Approximate string matching algorithms

OK, Needleman-Wunsch(NW) is a classic end-to-end (“global”) aligner from the bioinformatics literature. It was long ago available as “align” and “align0” in the FASTA package. The difference was that the “0” version wasn’t as biased about avoiding end-gapping, which often allowed favoring high-quality internal matches easier. Smith-Waterman, I suspect you’re aware, is a local aligner and is the original basis of BLAST. FASTA had it’s own local aligner as well that was slightly different. All of these are essentially heuristic methods for estimating Levenshtein distance relevant to a scoring metric for individual character pairs (in bioinformatics, often given by Dayhoff/”PAM”, Henikoff&Henikoff, or other matrices and usually replaced with something simpler and more reasonably reflective of replacements in linguistic word morphology when applied to natural language).

Let’s not be precious about labels: Levenshtein distance, as referenced in practice at least, is basically edit distance and you have to estimate it because it’s not feasible to compute it generally, and it’s expensive to compute exactly even in interesting special cases: the water gets deep quick there, and thus we have heuristic methods of long and good repute.

Now as to your own problem: several years ago, I had to check the accuracy of short DNA reads against reference sequence known to be correct and I came up with something I called “anchored alignments”.

The idea is to take your reference string set and “digest” it by finding all locations where a given N-character substring occurs.
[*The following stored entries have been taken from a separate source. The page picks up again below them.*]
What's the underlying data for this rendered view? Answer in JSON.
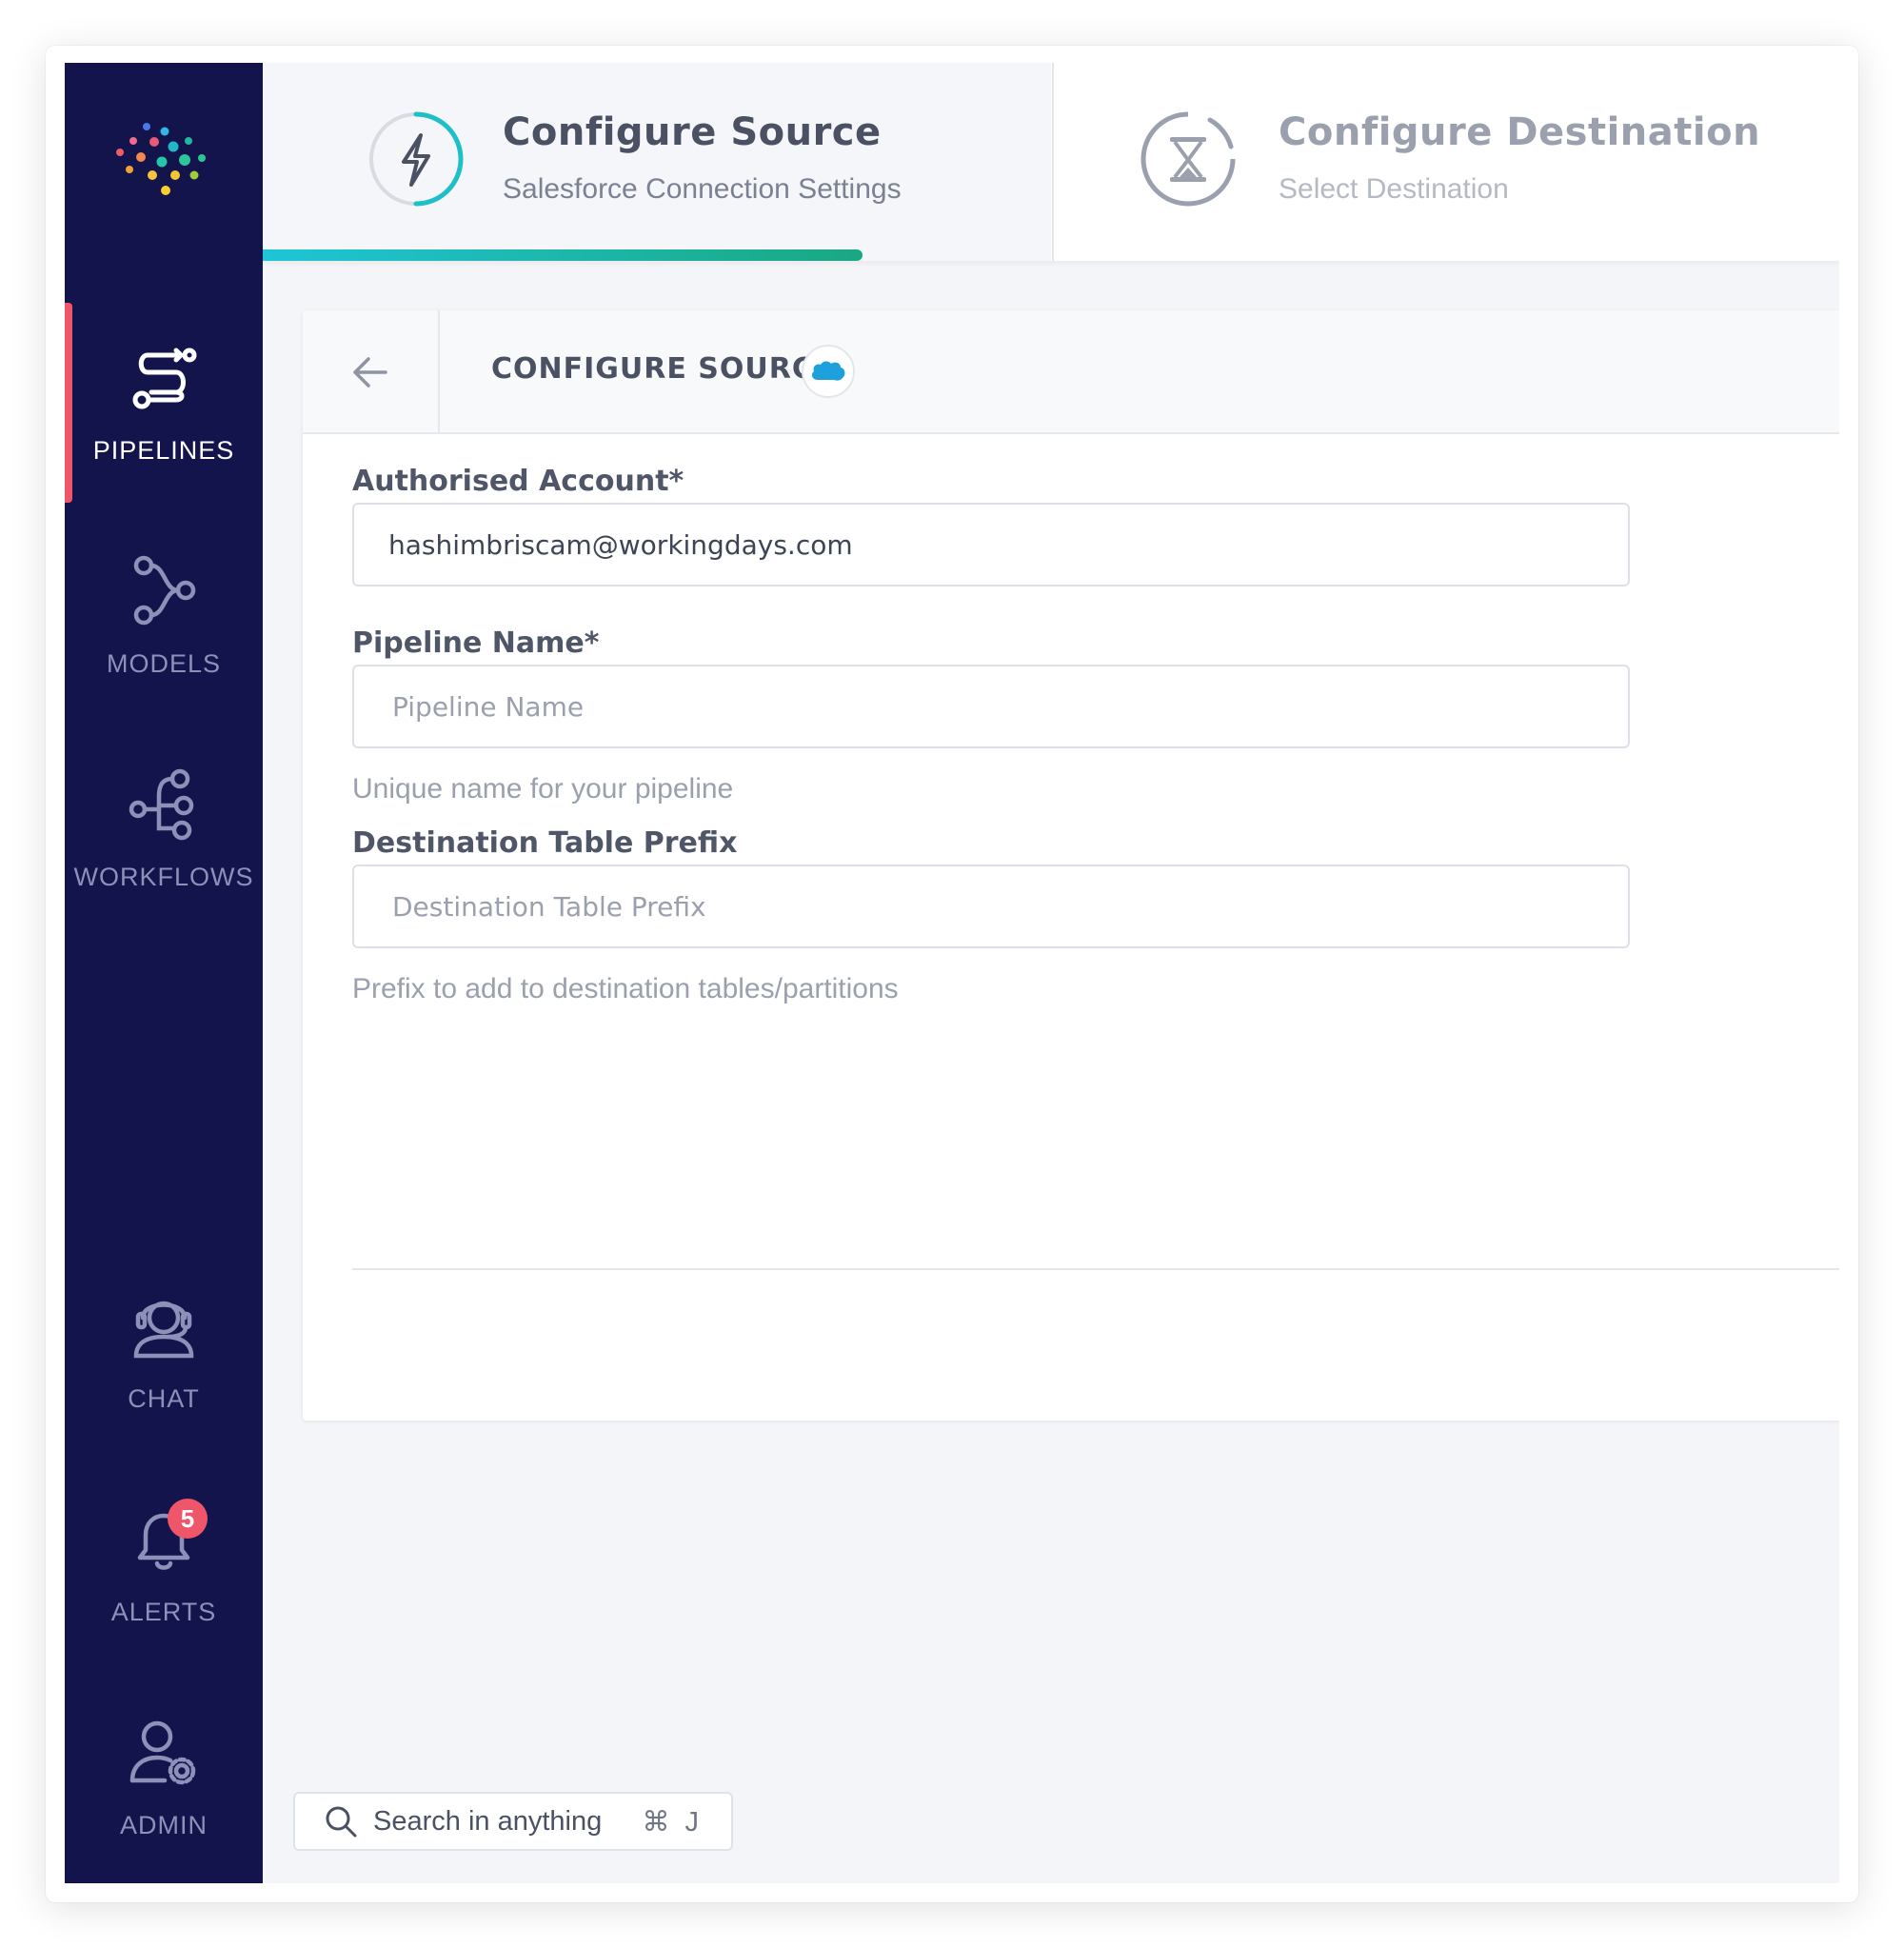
{
  "sidebar": {
    "items": [
      {
        "label": "PIPELINES",
        "icon": "pipelines-icon",
        "active": true
      },
      {
        "label": "MODELS",
        "icon": "models-icon"
      },
      {
        "label": "WORKFLOWS",
        "icon": "workflows-icon"
      },
      {
        "label": "CHAT",
        "icon": "chat-icon"
      },
      {
        "label": "ALERTS",
        "icon": "alerts-icon",
        "badge": "5"
      },
      {
        "label": "ADMIN",
        "icon": "admin-icon"
      }
    ]
  },
  "stepper": {
    "steps": [
      {
        "title": "Configure Source",
        "subtitle": "Salesforce Connection Settings",
        "icon": "lightning-icon",
        "active": true
      },
      {
        "title": "Configure Destination",
        "subtitle": "Select Destination",
        "icon": "hourglass-icon",
        "active": false
      }
    ]
  },
  "card": {
    "title": "CONFIGURE SOURCE",
    "source_logo": "salesforce"
  },
  "form": {
    "account": {
      "label": "Authorised Account*",
      "value": "hashimbriscam@workingdays.com"
    },
    "pipeline_name": {
      "label": "Pipeline Name*",
      "placeholder": "Pipeline Name",
      "help": "Unique name for your pipeline"
    },
    "table_prefix": {
      "label": "Destination Table Prefix",
      "placeholder": "Destination Table Prefix",
      "help": "Prefix to add to destination tables/partitions"
    }
  },
  "search": {
    "placeholder": "Search in anything",
    "shortcut": "⌘ J"
  },
  "colors": {
    "sidebar_bg": "#13144c",
    "active_indicator": "#f0566a",
    "progress_start": "#1fc5d6",
    "progress_end": "#1aa882",
    "badge": "#f0566a"
  }
}
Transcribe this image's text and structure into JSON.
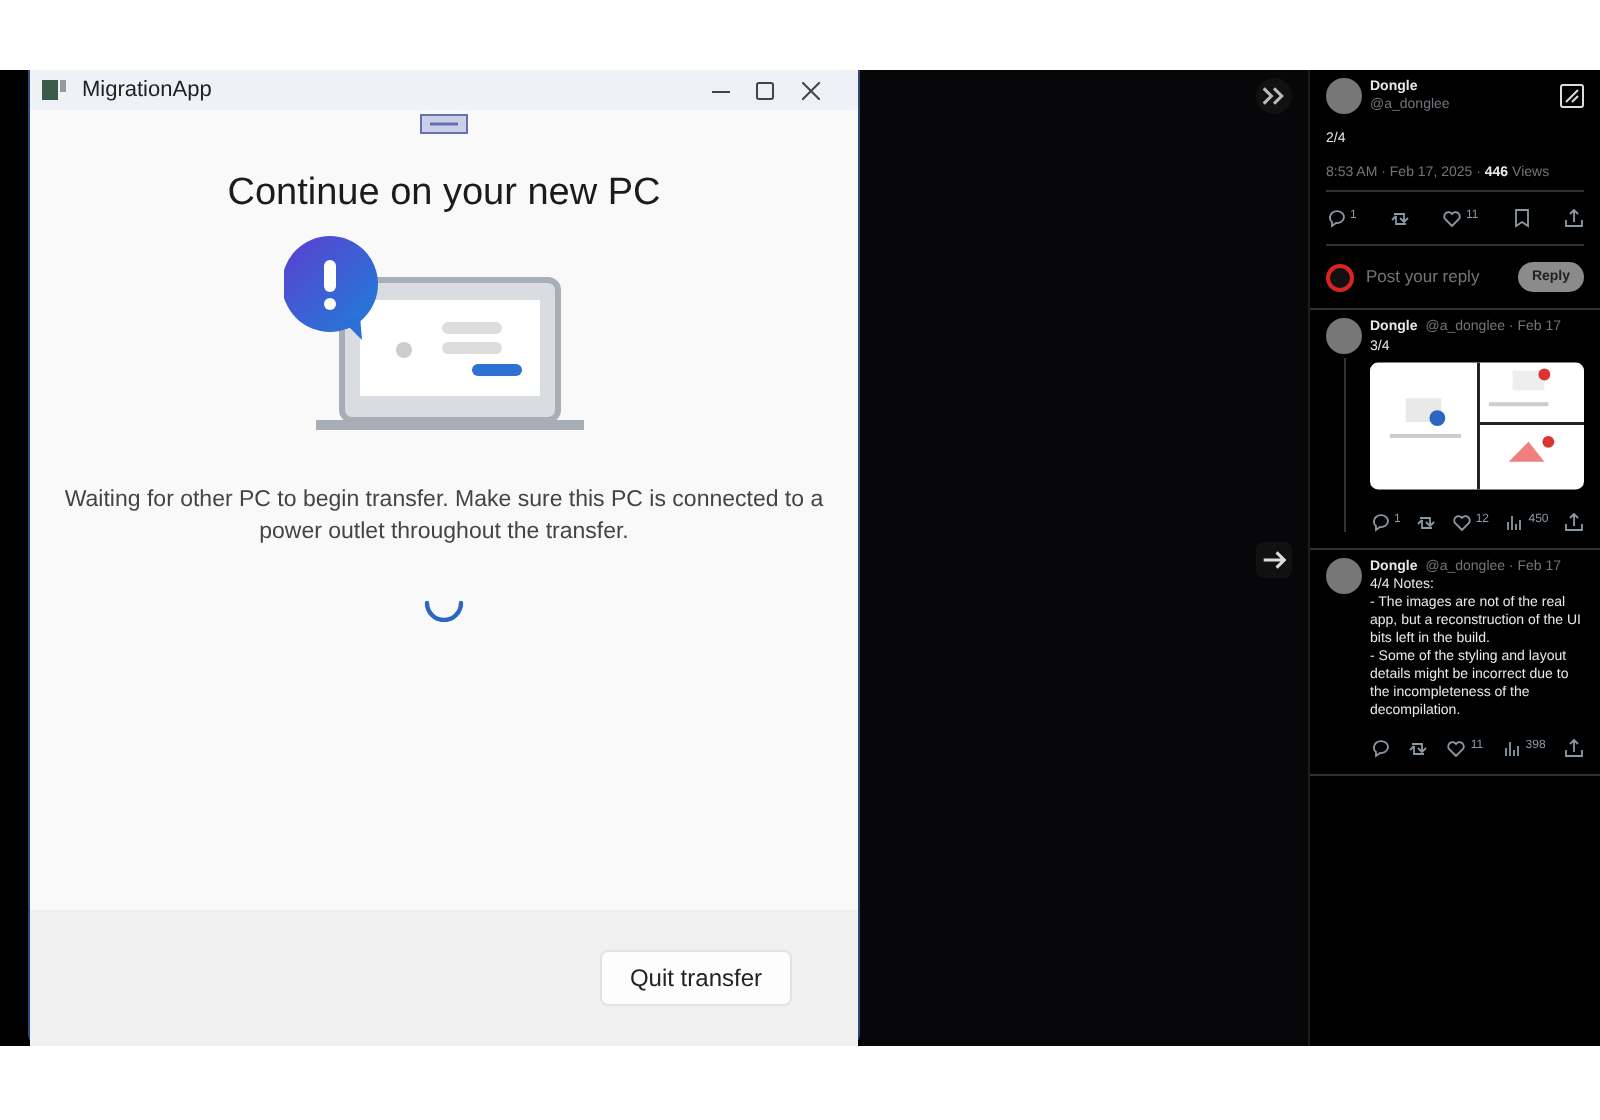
{
  "window": {
    "title": "MigrationApp",
    "heading": "Continue on your new PC",
    "message": "Waiting for other PC to begin transfer. Make sure this PC is connected to a power outlet throughout the transfer.",
    "button": "Quit transfer"
  },
  "thread": {
    "main": {
      "author": "Dongle",
      "handle": "@a_donglee",
      "text": "2/4",
      "meta": "8:53 AM · Feb 17, 2025 · **446** Views",
      "replies": "1",
      "likes": "11"
    },
    "reply_box": {
      "placeholder": "Post your reply",
      "button": "Reply"
    },
    "replies": [
      {
        "author": "Dongle",
        "handle": "@a_donglee · Feb 17",
        "text": "3/4",
        "attachment": true,
        "replies": "1",
        "likes": "12",
        "views": "450"
      },
      {
        "author": "Dongle",
        "handle": "@a_donglee · Feb 17",
        "text": "4/4 Notes:\n- The images are not of the real app, but a reconstruction of the UI bits left in the build.\n- Some of the styling and layout details might be incorrect due to the incompleteness of the decompilation.",
        "attachment": false,
        "views": "398",
        "likes": "11"
      }
    ]
  }
}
Choose N so that the table you build is not too big but also so that substrings of length N are not too common. For small alphabets like DNA bases, it’s possible to come up with a perfect hash on strings of N characters and make a table and chain the matches in a linked list from each bin. The list entries must identify the sequence and start position of the substring that maps to the bin in whose list they occur. These are “anchors” in the list of strings to be searched at which an NW alignment is likely to be useful.

When processing a query string, you take the N characters starting at some offset K in the query string, hash them, look up their bin, and if the list for that bin is nonempty then you go through all the list records and perform alignments between the query string and the search string referenced in the record. When doing these alignments, you line up the query string and the search string at the anchor and extract a substring of the search string that is the same length as the query string and which contains that anchor at the same offset, K.

If you choose a long enough anchor length N, and a reasonable set of values of offset K (they can be spread across the query string or be restricted to low offsets) you should get a subset of possible alignments and often will get clearer winners. Typically you will want to use the less end-biased align0-like NW aligner.

This method tries to boost NW a bit by restricting it’s input and this has a performance gain because you do less alignments and they are more often between similar sequences. Another good thing to do with your NW aligner is to allow it to give up after some amount or length of gapping occurs to cut costs, especially if you know you’re not going to see or be interested in middling-quality matches.

Finally, this method was used on a system with small alphabets, with K restricted to the first 100 or so positions in the query string and with search strings much larger than the queries (the DNA reads were around 1000 bases and the search strings were on the order of 10000, so I was looking for approximate substring matches justified by an estimate of edit distance specifically). Adapting this methodology to natural language will require some careful thought: you lose on alphabet size but you gain if your query strings and search strings are of similar length.

Either way, allowing more than one anchor from different ends of the query string to be used simultaneously might be helpful in further filtering data fed to NW. If you do this, be prepared to possibly send overlapping strings each containing one of the two anchors to the aligner and then reconcile the alignments… or possibly further modify NW to emphasize keeping your anchors mostly intact during an alignment using penalty modification during the algorithm’s execution.

Hope this is helpful or at least interesting.